Staatsanwältin C.J. Townsend ist zurück in Miami und sie hat Informationen, die sie nicht zur offiziellen Strafverfolgung weitergeben kann, da sie verheimlich muss, wie sie an diese Daten gekommen ist. Daher macht sich C.J. alleine auf die Suche nach den Männern, die an mehreren Snuff-Filmen beteiligt waren. Bisher kennt sie nur die Namen der aktiven Zuschauer, aber sie will auch wissen, wer die Produzenten der Filme, in denen Frauen brutal ermordet werden, sind.

Zwar ist es nicht unbedingt erforderlich, die vorherigen Bücher der Reihe um C.J. Townsend gelesen zu haben, aber es ist zumindest sehr empfehlenswert, um verstehen zu können, warum die Staatsanwältin so handelt, wie sie es in „Nemesis“ tut. Wer „Cupido“, „Morpheus“ und „Argus“ nicht kennt, sollte sich also nachfolgend auf Spoiler gefasst machen.

Schon während der ersten Kapitel wird schnell klar, dass C.J. kurz vor einem Nervenzusammenbruch steht.
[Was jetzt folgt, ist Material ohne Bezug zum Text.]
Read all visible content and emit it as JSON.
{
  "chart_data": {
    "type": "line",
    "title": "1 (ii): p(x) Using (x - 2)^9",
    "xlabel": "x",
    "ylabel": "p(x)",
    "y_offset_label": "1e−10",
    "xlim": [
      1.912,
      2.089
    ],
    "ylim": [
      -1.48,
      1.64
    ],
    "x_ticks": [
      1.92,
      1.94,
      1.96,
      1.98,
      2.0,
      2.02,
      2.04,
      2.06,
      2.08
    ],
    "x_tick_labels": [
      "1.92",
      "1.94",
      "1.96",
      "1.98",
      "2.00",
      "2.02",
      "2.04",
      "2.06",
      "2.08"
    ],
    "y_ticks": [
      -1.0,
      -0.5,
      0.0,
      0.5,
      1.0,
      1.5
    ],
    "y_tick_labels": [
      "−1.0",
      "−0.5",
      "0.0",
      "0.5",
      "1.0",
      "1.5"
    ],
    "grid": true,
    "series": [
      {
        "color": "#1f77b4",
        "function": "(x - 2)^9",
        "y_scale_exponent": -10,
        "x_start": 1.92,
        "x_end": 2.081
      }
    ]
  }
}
Ihre Vergangenheit und zu viele Geheimnisse belasten sie und würden ihre Ehe und auf jeden Fall ihre Karriere zerstören, wenn sie ans Tageslicht kommen würden. Niemand weiß, dass der geflohene Serienmörder Bantling C.J.s Vergewaltiger war, auch wenn ihr Mann dies ahnt. Erst recht weiß niemand, dass Bantling nicht mehr lebt. Er wurde von C.J. getötet, als er sie umbringen wollte. Vorher hatte sie ihn noch dazu gezwungen, die Namen der Männer zu nennen, die zu einem Kreis von Snuff-Film-Kunden gehören. Jetzt weiß C.J., wer diese Männer sind, aber sie kann diese Namen nicht weitergeben, da sie nicht erklären kann, wie sie an die Daten gekommen ist. Also macht sie sich selbst an die Arbeit und lauert den Männern auf. Dabei gerät die Situation immer mehr außer Kontrolle und C.J. wird zur Nemesis, der Rachegöttin. Schnell ist eine rote Linie übertreten, ein Zurück ist nicht mehr möglich und nicht nur der Leser fragt sich, wie dies überhaupt zu einem guten Ende finden soll.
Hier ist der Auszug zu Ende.